Shavuot is the second of three Pilgrimage Festivals (the others are Sukkot and Passover) which have historical and culinary significance to the Jews. It is also referred to as the Festival of Weeks and is a celebration of the period in which the Jews harvested the first fruits which were taken to the Temple. More importantly, Shavuot celebrates the providing of the Torah, which occurred near Mount Sinai.

Origins of Shavuot

This is a celebration that Jews anticipate with great excitement and they will count the days from the second of Passover to the day before the start of Shavuot. The counting of days is a reminder to the Jews of the relationship which exists between Shavuot and Passover. While Passover led to the Jews being freed from bondage, the providing of the Torah was a way of redeeming them from the immorality and idolatry that they experienced as slaves.


Jews refer to Shavuot as the giving or providing of the Torah, rather than receiving it. This is meant to convey that the Jews are consistently receiving the Torah daily, and that Shavuot is a celebration of the first time it was given. It is not the reception of the Torah which makes Shavuot important, but rather the “giving” of it.

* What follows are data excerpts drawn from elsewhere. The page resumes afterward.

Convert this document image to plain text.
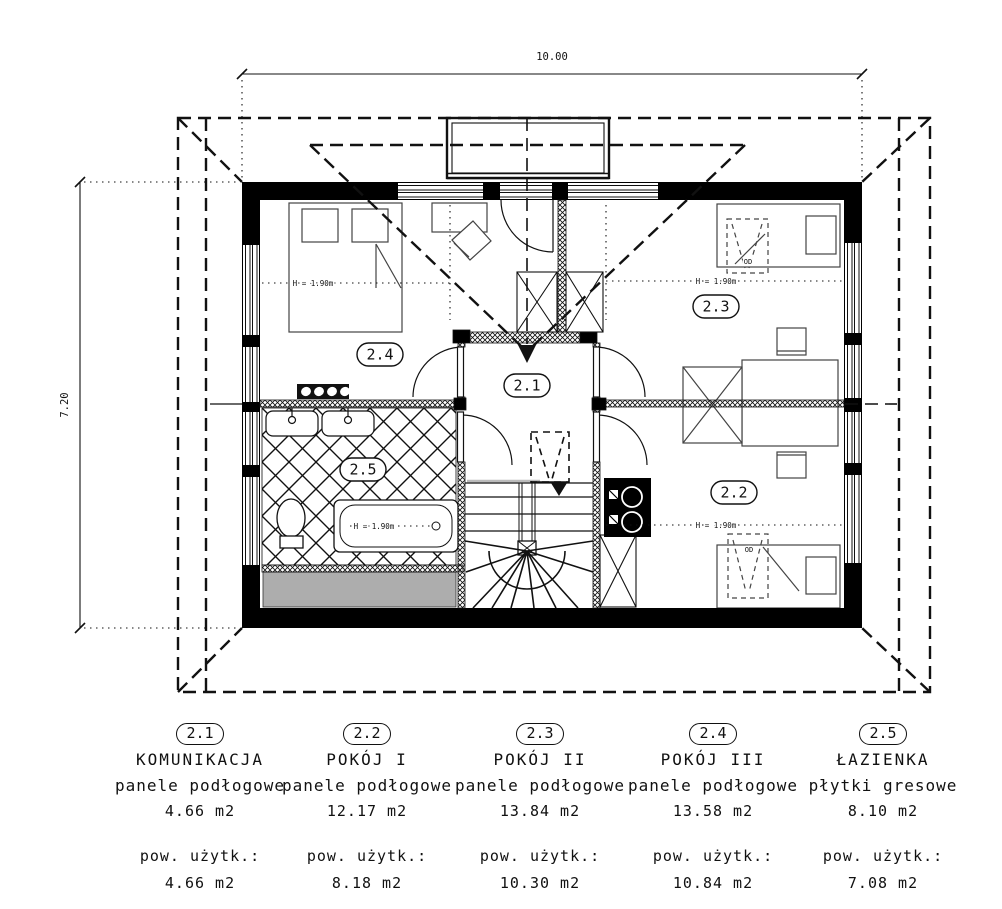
10.00
7.20
H = 1.90m	H = 1.90m
H = 1.90m
H = 1.90m
OD
OD
2.1
2.2
2.3
2.4
2.5
2.1
KOMUNIKACJA
panele podłogowe
4.66 m2
pow. użytk.:
4.66 m2
2.2
POKÓJ I
panele podłogowe
12.17 m2
pow. użytk.:
8.18 m2
2.3
POKÓJ II
panele podłogowe
13.84 m2
pow. użytk.:
10.30 m2
2.4
POKÓJ III
panele podłogowe
13.58 m2
pow. użytk.:
10.84 m2
2.5
ŁAZIENKA
płytki gresowe
8.10 m2
pow. użytk.:
7.08 m2
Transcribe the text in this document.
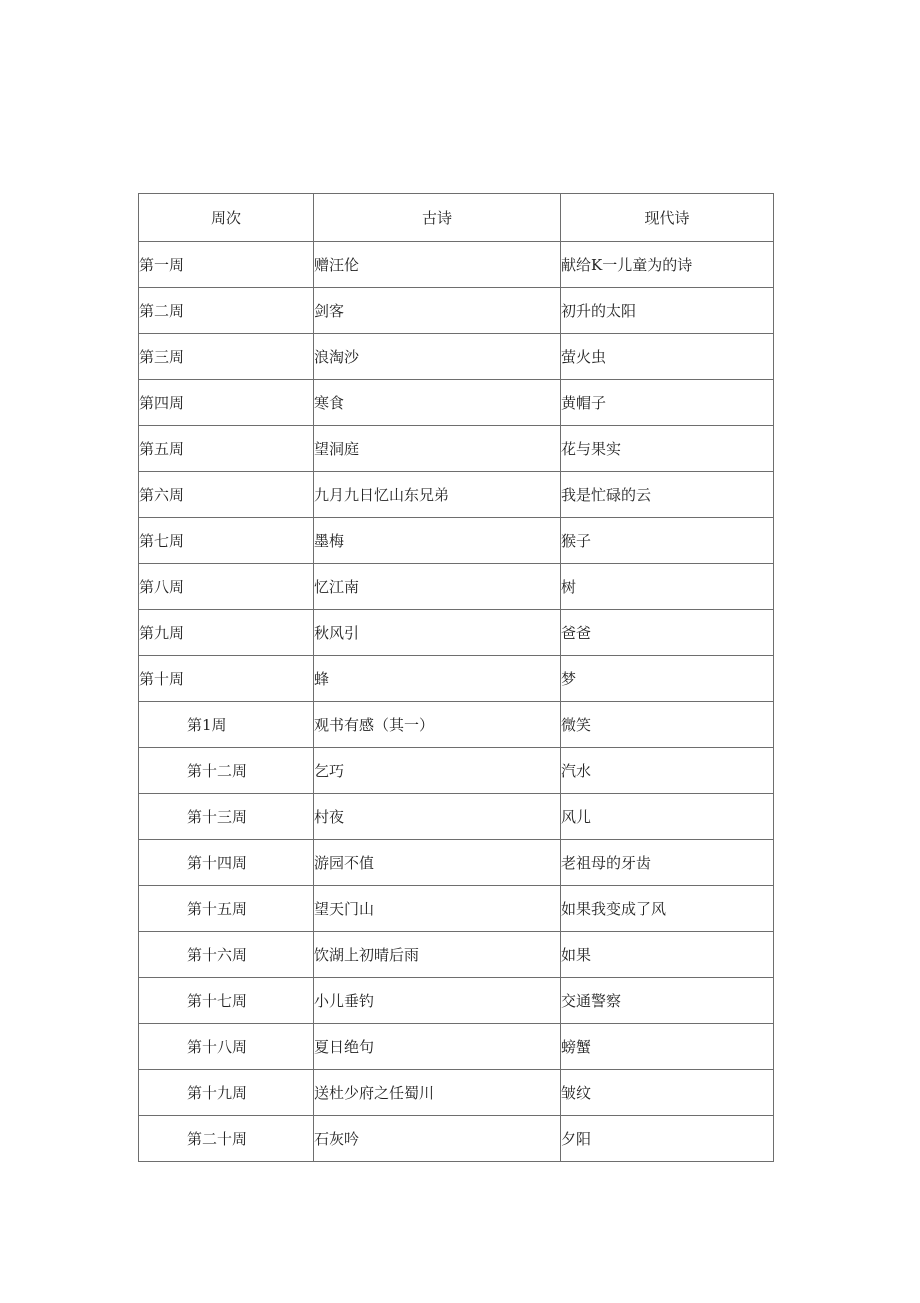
周次	古诗	现代诗
第一周	赠汪伦	献给K一儿童为的诗
第二周	剑客	初升的太阳
第三周	浪淘沙	萤火虫
第四周	寒食	黄帽子
第五周	望洞庭	花与果实
第六周	九月九日忆山东兄弟	我是忙碌的云
第七周	墨梅	猴子
第八周	忆江南	树
第九周	秋风引	爸爸
第十周	蜂	梦
第1周	观书有感（其一）	微笑
第十二周	乞巧	汽水
第十三周	村夜	风儿
第十四周	游园不值	老祖母的牙齿
第十五周	望天门山	如果我变成了风
第十六周	饮湖上初晴后雨	如果
第十七周	小儿垂钓	交通警察
第十八周	夏日绝句	螃蟹
第十九周	送杜少府之任蜀川	皱纹
第二十周	石灰吟	夕阳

Shavuot Observances and Customs

Unlike other Jewish holidays, Shavuot is not associated with any specific date on the calendar. Instead it is more associated with the countdown to it from Passover. Shavuot can occur on the fifth or sixth of Sivan, but since Jews now utilize a calendar which is mathematically determined the length of time between Shavuot and Passover will not be altered on mathematical calendars. Within Israel this holiday will be held on Sivan sixth, while everywhere else it may occur on the sixth or seventh.


As with other Jewish celebrations such as Shabbat, no work is permissible during this holiday. It is also customary for Jews to remain awake the first night during Shavuot and read the Torah, and then pray during morning. Jews will also consume a meal made of dairy products during this celebration. There is debate as to the origins of this custom, but some believe that it is a reminder to the Jews of the promises which were made in regards to Israel and it being a land which flows with honey and milk.


Others believe that it represents the ancestors of the Jews who were given the Torah and the dietary laws which were inscribed within it. The Book of Ruth will also be read during this celebration, and as with the consumption of dairy meals there are many reasons cited for it. Shavuot will last for a period of two days and its primary purpose among Jews is the remembrance of the provision of the Torah as well the fruit harvest. It is one of the most popular holidays among Jews and as with Shabbat great preparations are made for it. Any work which falls on the day of Shavuot must be completed in advance.